Y Darlene es genial para las entradas impresionantes. Ojalá esta no fuera una de ellas.
El lobby del Plaza estaba tranquilo. Bueno, tranquilo en comparación con lo que habíamos enfrentado tras otra noche de combate tratando de defender la ciudad. Los semidioses estaban esparcidos por el lugar, curando heridas, limpiando el equipo, o simplemente tratando de descansar un poco antes de que llegara la siguiente ola de monstruos.
Pero todo eso se detuvo cuando la puerta principal se abrió de golpe.
Darlene entró. El murmullo desapareció. Casi se podía escuchar el eco de sus pisadas sobre el mármol.
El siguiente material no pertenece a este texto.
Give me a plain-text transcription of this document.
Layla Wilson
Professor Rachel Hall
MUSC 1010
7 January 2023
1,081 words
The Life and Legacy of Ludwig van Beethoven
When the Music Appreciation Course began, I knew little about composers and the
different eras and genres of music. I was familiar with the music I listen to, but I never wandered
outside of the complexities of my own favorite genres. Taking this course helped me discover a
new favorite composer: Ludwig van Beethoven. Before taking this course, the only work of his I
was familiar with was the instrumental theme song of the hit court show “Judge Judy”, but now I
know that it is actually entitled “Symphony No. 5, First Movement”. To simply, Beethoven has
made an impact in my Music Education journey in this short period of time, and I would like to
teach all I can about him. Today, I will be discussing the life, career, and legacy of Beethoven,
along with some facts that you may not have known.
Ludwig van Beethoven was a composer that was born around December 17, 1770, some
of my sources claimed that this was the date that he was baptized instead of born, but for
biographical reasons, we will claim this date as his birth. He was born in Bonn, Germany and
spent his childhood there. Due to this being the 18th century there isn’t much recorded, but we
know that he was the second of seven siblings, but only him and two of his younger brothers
Mi estómago se revolvió, una sensación de urgencia recorriéndome. Su cabello, normalmente en su sitio, estaba revuelto, y ella estaba completamente cubierta de sangre. Michael, inconsciente, estaba sobre su espalda, colgando como un saco de papas, pero ella no parecía ni siquiera pestañear bajo su peso.
—Ay no —Annabeth se paró a mi lado, viendo lo mismo que veía yo, más allá de lo que había en la imagen frente a nosotros.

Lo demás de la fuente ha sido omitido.